Perspective of PRP in Musculoskeletal Disorders

posted May 15, 2013, 3:26 PM by Arockia Doss   [ updated May 30, 2013, 7:01 AM ]

Platelet Rich Plasma and autologous mesenchymal stem cell treatment for OA have generated considerable interest in the recent past due to the concept of using a natural agent from ones own body for pain relief. 

PRP is obtained by separating and concentrating natural growth factors in our blood. PRP works by stimulating the natural healing cascade. PRP contains growth factors that reduce inflammation, promote matrix gene expression and promote collagen deposition. 

Once the pain generator is identified, PRP is delivered into the painful area e.g: tennis elbow, golfer's elbow, tendonitis, tendon tear, cartilage tear, arthritis etc.

To date there are a number of follow up studies and a handful of Level 1 randomized controlled studies that show a favourable effect of PRP in osteoarthritis and tendon disorders. A recent study confirmed that PRP is effective in Osteoarthritis of the knee compared to saline (placebo control) injections. Another study in tennis elbow shows that PRP is effective out to two years in comparison to other treatment options. PRP injection and needling under ultrasound guidance in rotator cuff tendon lesions showed benefit when compared with just needling alone in a small study. These studies add evidence to the use of PRP in selected cases.

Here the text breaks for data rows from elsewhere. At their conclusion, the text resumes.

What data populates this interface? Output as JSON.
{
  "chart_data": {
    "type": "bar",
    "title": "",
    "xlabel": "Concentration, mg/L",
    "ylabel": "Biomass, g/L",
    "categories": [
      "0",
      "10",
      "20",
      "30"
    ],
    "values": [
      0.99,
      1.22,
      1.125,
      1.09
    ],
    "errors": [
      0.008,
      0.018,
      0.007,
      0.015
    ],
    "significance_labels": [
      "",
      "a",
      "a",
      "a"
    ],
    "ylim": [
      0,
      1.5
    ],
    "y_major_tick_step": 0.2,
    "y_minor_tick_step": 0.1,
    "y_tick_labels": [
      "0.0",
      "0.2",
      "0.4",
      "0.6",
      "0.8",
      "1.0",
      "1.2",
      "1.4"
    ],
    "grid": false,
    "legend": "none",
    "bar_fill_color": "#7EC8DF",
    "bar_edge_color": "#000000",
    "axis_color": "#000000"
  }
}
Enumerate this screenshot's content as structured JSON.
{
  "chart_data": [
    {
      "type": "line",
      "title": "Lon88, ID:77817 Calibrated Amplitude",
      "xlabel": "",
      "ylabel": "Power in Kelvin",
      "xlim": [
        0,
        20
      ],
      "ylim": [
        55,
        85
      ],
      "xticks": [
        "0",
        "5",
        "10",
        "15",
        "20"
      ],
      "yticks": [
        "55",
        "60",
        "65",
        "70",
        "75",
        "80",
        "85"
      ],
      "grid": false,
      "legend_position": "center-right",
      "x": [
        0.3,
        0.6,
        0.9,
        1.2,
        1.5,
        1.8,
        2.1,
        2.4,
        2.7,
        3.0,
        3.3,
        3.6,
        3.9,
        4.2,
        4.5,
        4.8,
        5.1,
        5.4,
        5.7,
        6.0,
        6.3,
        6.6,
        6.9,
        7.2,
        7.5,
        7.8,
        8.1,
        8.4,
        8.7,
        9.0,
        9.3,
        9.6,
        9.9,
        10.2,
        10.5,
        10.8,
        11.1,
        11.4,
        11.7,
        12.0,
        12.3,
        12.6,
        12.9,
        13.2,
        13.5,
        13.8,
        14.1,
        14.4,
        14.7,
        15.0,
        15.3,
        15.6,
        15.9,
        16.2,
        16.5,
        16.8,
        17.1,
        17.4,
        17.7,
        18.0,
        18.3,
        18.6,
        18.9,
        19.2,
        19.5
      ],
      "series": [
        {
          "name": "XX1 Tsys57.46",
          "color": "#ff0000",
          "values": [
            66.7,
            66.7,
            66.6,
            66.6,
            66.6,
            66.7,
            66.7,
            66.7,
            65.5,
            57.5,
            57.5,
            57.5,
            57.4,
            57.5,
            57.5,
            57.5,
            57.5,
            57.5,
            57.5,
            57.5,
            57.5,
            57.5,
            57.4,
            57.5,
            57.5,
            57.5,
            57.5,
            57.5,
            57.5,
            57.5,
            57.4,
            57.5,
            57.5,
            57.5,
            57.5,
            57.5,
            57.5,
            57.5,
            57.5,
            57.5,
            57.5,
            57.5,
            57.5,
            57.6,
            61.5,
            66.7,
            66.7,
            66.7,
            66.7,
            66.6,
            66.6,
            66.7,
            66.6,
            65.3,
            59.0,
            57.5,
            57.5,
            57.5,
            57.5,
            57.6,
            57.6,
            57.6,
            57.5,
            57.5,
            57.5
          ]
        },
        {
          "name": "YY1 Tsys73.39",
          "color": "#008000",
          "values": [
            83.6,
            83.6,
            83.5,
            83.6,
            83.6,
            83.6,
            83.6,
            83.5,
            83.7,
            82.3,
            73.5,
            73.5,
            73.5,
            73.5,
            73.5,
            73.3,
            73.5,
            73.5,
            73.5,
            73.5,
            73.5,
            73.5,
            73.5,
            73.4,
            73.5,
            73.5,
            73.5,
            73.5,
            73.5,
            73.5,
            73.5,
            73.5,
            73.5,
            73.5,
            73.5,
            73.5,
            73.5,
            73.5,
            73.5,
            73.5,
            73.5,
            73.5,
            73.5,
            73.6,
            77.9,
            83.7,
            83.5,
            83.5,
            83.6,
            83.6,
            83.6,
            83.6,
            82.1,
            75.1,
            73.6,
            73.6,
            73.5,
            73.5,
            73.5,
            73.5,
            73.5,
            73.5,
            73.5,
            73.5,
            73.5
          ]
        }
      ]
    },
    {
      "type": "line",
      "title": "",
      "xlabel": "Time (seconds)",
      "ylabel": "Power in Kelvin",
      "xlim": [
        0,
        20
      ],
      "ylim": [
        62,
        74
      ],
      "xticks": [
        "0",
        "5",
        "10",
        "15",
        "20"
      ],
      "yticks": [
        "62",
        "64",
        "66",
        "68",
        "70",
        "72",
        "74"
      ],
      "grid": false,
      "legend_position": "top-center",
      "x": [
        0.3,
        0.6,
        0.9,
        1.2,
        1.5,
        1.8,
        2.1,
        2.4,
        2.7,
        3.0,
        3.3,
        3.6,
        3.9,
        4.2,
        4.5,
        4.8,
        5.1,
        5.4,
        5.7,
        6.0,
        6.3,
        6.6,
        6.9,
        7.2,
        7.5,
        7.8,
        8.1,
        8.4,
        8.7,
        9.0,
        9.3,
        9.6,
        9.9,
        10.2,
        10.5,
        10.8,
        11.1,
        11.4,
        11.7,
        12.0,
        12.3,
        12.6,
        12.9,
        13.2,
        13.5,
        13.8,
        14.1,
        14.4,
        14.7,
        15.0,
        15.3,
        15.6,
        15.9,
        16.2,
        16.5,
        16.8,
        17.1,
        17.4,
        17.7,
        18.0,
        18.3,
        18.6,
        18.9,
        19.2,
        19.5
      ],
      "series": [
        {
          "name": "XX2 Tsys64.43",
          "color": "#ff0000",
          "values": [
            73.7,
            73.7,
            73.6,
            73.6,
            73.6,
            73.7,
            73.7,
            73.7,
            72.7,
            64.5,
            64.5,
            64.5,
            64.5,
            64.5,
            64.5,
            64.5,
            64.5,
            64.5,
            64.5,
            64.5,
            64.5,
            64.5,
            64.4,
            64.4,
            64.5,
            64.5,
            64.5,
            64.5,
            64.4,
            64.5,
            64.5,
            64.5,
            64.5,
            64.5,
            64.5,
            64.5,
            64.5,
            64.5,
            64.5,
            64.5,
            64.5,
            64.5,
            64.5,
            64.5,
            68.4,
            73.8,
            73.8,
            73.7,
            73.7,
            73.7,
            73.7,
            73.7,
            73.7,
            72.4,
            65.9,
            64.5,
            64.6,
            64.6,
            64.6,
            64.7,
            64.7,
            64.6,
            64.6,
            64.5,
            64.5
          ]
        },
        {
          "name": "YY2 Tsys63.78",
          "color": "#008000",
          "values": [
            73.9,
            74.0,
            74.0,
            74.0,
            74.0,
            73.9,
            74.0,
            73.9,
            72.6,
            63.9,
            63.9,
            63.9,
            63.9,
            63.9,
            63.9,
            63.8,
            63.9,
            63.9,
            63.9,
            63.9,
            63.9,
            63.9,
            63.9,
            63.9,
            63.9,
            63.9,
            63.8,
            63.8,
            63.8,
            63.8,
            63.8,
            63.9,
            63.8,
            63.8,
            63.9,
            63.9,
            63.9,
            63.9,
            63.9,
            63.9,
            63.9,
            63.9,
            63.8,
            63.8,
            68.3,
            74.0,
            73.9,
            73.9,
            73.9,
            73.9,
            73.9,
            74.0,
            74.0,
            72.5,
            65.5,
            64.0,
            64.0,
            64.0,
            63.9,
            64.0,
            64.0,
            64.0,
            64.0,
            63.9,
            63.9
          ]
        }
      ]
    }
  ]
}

However much more is needed. For example, we do not know the type of PRP, optimal dose and frequency in each condition for a particular patient profile. For example, gel or plug like PRP has different properties to liquid PRP and studies using different PRP for the same condition give opposing results. This is seen with PRP in rotator cuff disorders. We also do not know the beneficial or bad effects of PRP with or without other white cells (leucocytes). Some white cells lend the antibacterial properties in PRP. However other white cells secrete pain substances.

There are unknown long term risks and outcomes. For example, we do not know the real risk of growth of unwanted tissue such as fibrous scars or new spurs. This is because to date there is no data longer than 5 years in musculoskeletal conditions. Consolation however is that PRP has been in use since the 1970's and there is no such data from this period. However this may only mean that adverse effects were just not documented.

Overall, PRP is widely accepted as very safe with some benefits. This forms the basis of its role as another treatment option in place of current treatment options of cortisone, synvisc or surgery.

The bottom line is, there is no magic bullet for chronic musculoskeletal pain generators. Each condition in a particular patient has to be offered treatment options tailored to the individual needs on the basis of current evidence.